Les olives étaient alors cultivées sur les îles de la mer Égée en plus grande quantité que maintenant ; Akrotiri jouait un rôle important dans leur commerce. Dans la période I de l’ère cycladique ancienne, près de 50 % de tous les bidons cintrés – le récipient typique pour le commerce de l'huile comme du vin – trouvés dans tout le domaine de la civilisation cycladique, en Crète et à Chypre, provenaient de Santorin. La position idéale sur les principales routes commerciales était un facteur décisif pour l'économie de l’île. En particulier, Santorin était la seule île que l'on pouvait atteindre en une journée de voyage en partant de la Crète. Comme les bateaux de commerce de l'âge du bronze ne naviguaient pas la nuit, mais devaient trouver refuge dans des baies, l'île était l'étape centrale pour le commerce entre les minoens crétois et tous les marchés du nord[21].
L'agriculture sur l'île elle-même se faisait dans de petites fermes dispersées, on en a trouvé trois jusqu'à présent. Elles consistaient en un bâtiment de pierre, deux avec une seule pièce, la troisième avec deux pièces, une cour murée et un entrepôt ou étable[22]. Sur les autres habitations de l’île, on n'a pu étudier que très peu de choses, en raison de la couche de lave. En dehors des fermes, on a trouvé ici ou là des restes isolés de murs, en liaison avec des tessons de terre cuite de l’époque d'Akrotiri. Leur extension, leurs rapports et leur utilisation ne sont pas connus[23].
Une collection d'empreintes de sceaux trouvée dans les années 1990 ne peut pas être mise en contexte actuellement. Il s'agit de plusieurs douzaines de disques de terre cuite avec des impressions, qui se rapportent à une quinzaine de thèmes. Ce pourrait être des marques commerciales, mais elles ont été retrouvées dans une espèce de collection, et non fixées sur diverses marchandises.

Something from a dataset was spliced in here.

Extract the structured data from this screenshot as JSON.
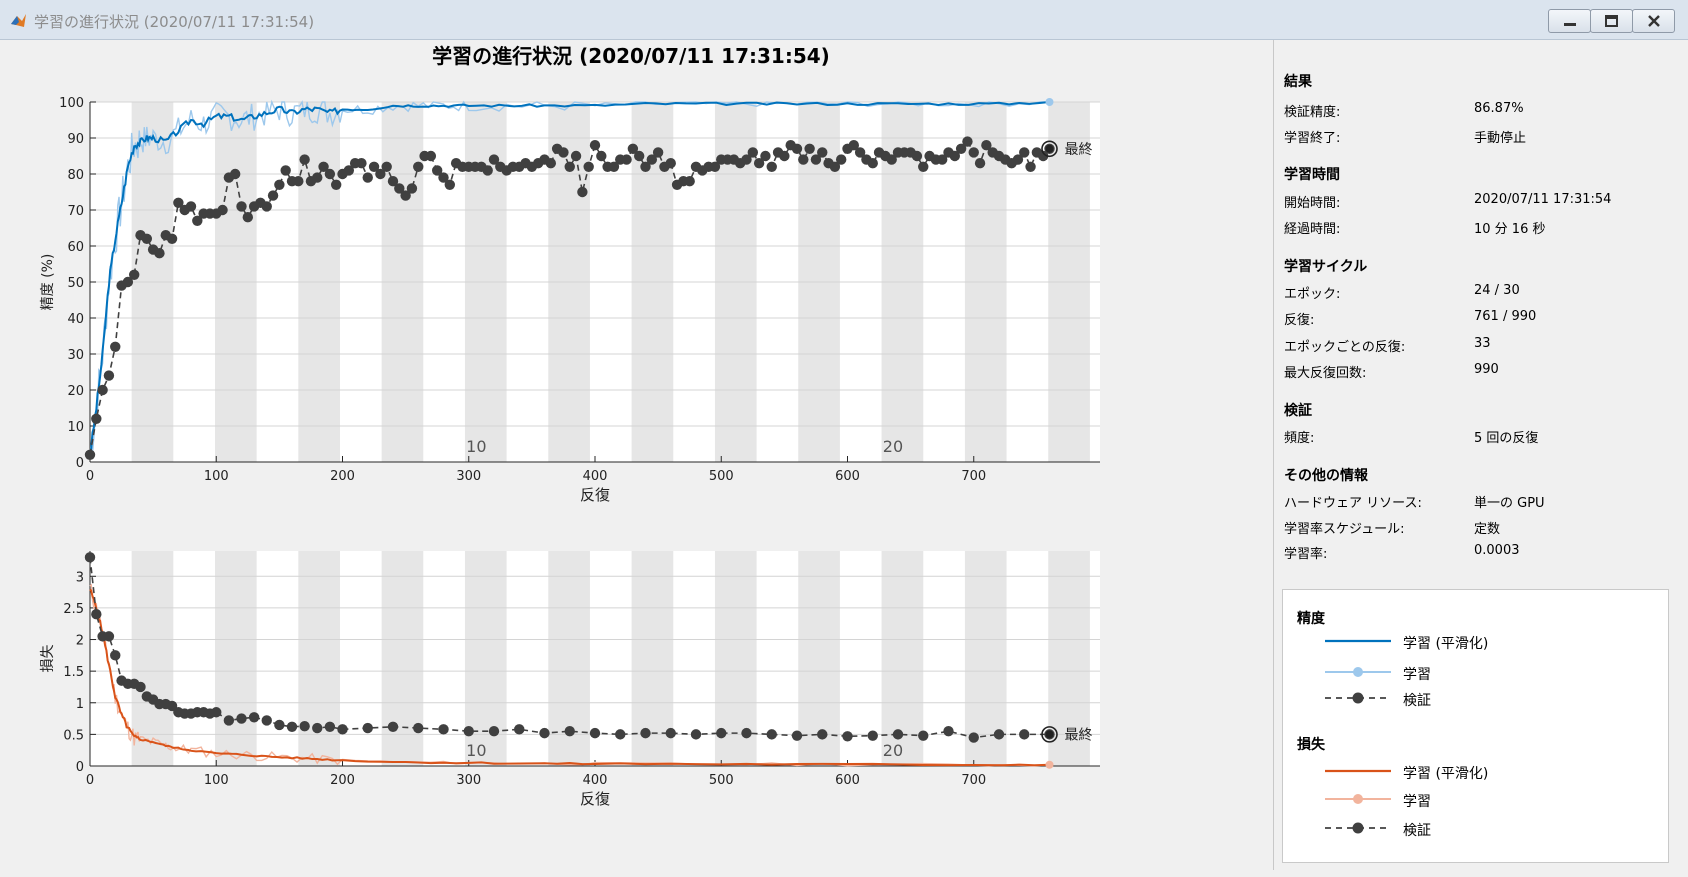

À partir des fresques, on peut déduire une structure sociale égalitaire, au moins dans la partie de la ville déjà fouillée. Chaque maison d'habitation a au moins une pièce décorée. Dans certaines maisons, on peut deviner à partir des fresques la profession ou l'origine des habitants. L'habitant de la maison ouest, avec ses motifs maritimes, pouvait être commandant de bateau, ou commerçant d'import-export. Il pourrait s'agir pour les habitants du quartier dégagé jusqu’à présent de membres d'une élite, car on sait à partir de Crète qu'il n'existait, au début de la période minoenne tardive, aucune société égalitaire, mais des élites qui poursuivaient en leur sein une économie de troc complexe, en échangeant des services et des biens, et se battaient pour leur position sociale par l'oppression[24]. Ceci s'accommode des analyses de l’architecture et de l'ordonnancement de certaines fresques dans les bâtiments permettant de conclure que certains habitants voulaient que leurs fresques murales puissent aussi être aperçues du dehors par la fenêtre de certaines pièces. Ceci pouvait servir outre leur utilisation rituelle, dans certains cas une compétition pour le statut social[25].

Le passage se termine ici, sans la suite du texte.